Did you try to measure efficiency gain yourself?
For example, AVX-512 vs AVX2 on your own JPEG-XL decode on widely available Tiger Lake or Rocket lake CPU?
I never did it myself, but would be very surprised if for the whole decode process, from getting compressed images from SSD to display you will be able to see measurable difference in energy consumption at all. Even for batch-mode from-memory-to-memory decode (but whole process, not just DIMS-friendly parts) I would expect reduction of 10-15% at best.
>
> Unfortunately not that many developers understand yet that SIMD/vectors are widely useful, not just
> in ML/cryptography/HPC/image processing niches.
I am one of those who don't understand, at least as long as HPC is considered widely.
And I consider myself SIMD fan, rather than denier.

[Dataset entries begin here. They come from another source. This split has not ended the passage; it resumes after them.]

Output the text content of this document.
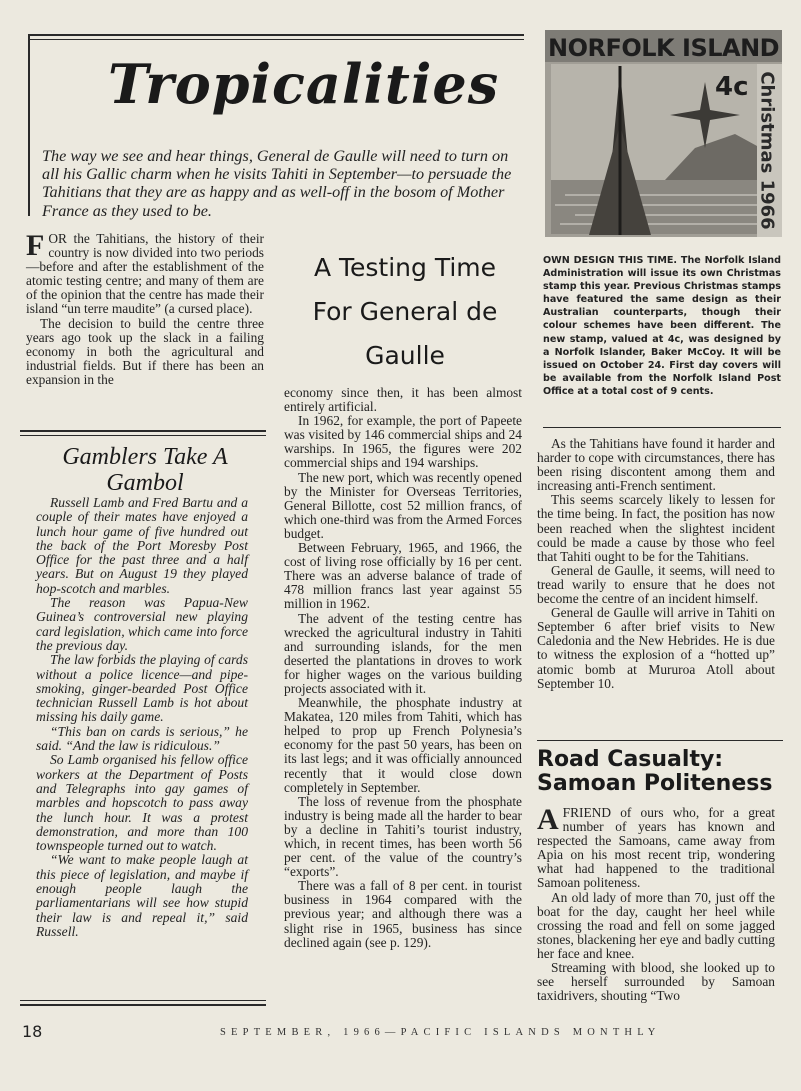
Tropicalities
The way we see and hear things, General de Gaulle will need to turn on all his Gallic charm when he visits Tahiti in September—to persuade the Tahitians that they are as happy and as well-off in the bosom of Mother France as they used to be.
NORFOLK ISLAND
4c Christmas 1966
OWN DESIGN THIS TIME. The Norfolk Island Administration will issue its own Christmas stamp this year. Previous Christmas stamps have featured the same design as their Australian counterparts, though their colour schemes have been different. The new stamp, valued at 4c, was designed by a Norfolk Islander, Baker McCoy. It will be issued on October 24. First day covers will be available from the Norfolk Island Post Office at a total cost of 9 cents.

FOR the Tahitians, the history of their country is now divided into two periods—before and after the establishment of the atomic testing centre; and many of them are of the opinion that the centre has made their island “un terre maudite” (a cursed place).

The decision to build the centre three years ago took up the slack in a failing economy in both the agricultural and industrial fields. But if there has been an expansion in the

A Testing Time For General de Gaulle

economy since then, it has been almost entirely artificial.

In 1962, for example, the port of Papeete was visited by 146 commercial ships and 24 warships. In 1965, the figures were 202 commercial ships and 194 warships.

The new port, which was recently opened by the Minister for Overseas Territories, General Billotte, cost 52 million francs, of which one-third was from the Armed Forces budget.

Between February, 1965, and 1966, the cost of living rose officially by 16 per cent. There was an adverse balance of trade of 478 million francs last year against 55 million in 1962.

The advent of the testing centre has wrecked the agricultural industry in Tahiti and surrounding islands, for the men deserted the plantations in droves to work for higher wages on the various building projects associated with it.

Meanwhile, the phosphate industry at Makatea, 120 miles from Tahiti, which has helped to prop up French Polynesia’s economy for the past 50 years, has been on its last legs; and it was officially announced recently that it would close down completely in September.

The loss of revenue from the phosphate industry is being made all the harder to bear by a decline in Tahiti’s tourist industry, which, in recent times, has been worth 56 per cent. of the value of the country’s “exports”.

There was a fall of 8 per cent. in tourist business in 1964 compared with the previous year; and although there was a slight rise in 1965, business has since declined again (see p. 129).

As the Tahitians have found it harder and harder to cope with circumstances, there has been rising discontent among them and increasing anti-French sentiment.

This seems scarcely likely to lessen for the time being. In fact, the position has now been reached when the slightest incident could be made a cause by those who feel that Tahiti ought to be for the Tahitians.

General de Gaulle, it seems, will need to tread warily to ensure that he does not become the centre of an incident himself.

General de Gaulle will arrive in Tahiti on September 6 after brief visits to New Caledonia and the New Hebrides. He is due to witness the explosion of a “hotted up” atomic bomb at Mururoa Atoll about September 10.

Gamblers Take A Gambol

Russell Lamb and Fred Bartu and a couple of their mates have enjoyed a lunch hour game of five hundred out the back of the Port Moresby Post Office for the past three and a half years. But on August 19 they played hop-scotch and marbles.

The reason was Papua-New Guinea’s controversial new playing card legislation, which came into force the previous day.

The law forbids the playing of cards without a police licence—and pipe-smoking, ginger-bearded Post Office technician Russell Lamb is hot about missing his daily game.

“This ban on cards is serious,” he said. “And the law is ridiculous.”

So Lamb organised his fellow office workers at the Department of Posts and Telegraphs into gay games of marbles and hopscotch to pass away the lunch hour. It was a protest demonstration, and more than 100 townspeople turned out to watch.

“We want to make people laugh at this piece of legislation, and maybe if enough people laugh the parliamentarians will see how stupid their law is and repeal it,” said Russell.

Road Casualty: Samoan Politeness

AFRIEND of ours who, for a great number of years has known and respected the Samoans, came away from Apia on his most recent trip, wondering what had happened to the traditional Samoan politeness.

An old lady of more than 70, just off the boat for the day, caught her heel while crossing the road and fell on some jagged stones, blackening her eye and badly cutting her face and knee.

Streaming with blood, she looked up to see herself surrounded by Samoan taxidrivers, shouting “Two

18	SEPTEMBER, 1966—PACIFIC ISLANDS MONTHLY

> Runtime dispatch for heterogeneous devices (in the
> sense of: a binary doesn't know what type of single-ISA machine it's going to run on: Haswell, Skylake
> etc) is also already a solved problem. AVX-512 is the first x86 SIMD instruction set that's reasonable
> to program (quite complete, useful new instructions for general-purpose applications). Dropping AVX-512
> even in one generation is not a helpful signal for increasing its adoption.
>
> I have not seen any evidence that AVX-512 was disabled because of software necessity or even convenience.
> Multiple people including Linus have said it would be feasible to affinitize-on-fault.
>
> So a question: what exactly are the "far-reaching consequences" you are concerned about?
> Is it the extra cost to the scheduler for checking a "don't move me" counter/flag? Does
> that offset 5x energy efficiency gains in perhaps 10% of software (as a modest target)?
>
> > Let's not forget that only a miniscule fraction of the CPUs ever produced or are
> > likely to be produced in the medium term could benefit from such shenanigans.
> I understand where you're coming from but disagree with this conclusion. Other ISAs also have examples of heavy
> features that might not be feasible/desirable in their equivalent of E-cores, see https://www.realworldtech.com/forum/?threadid=206023&curpostid=206308.
> In particular: AMX and SME for on-device ML. Should those be relegated to servers only? Or never used because
> software only wants to target the lowest common denominator?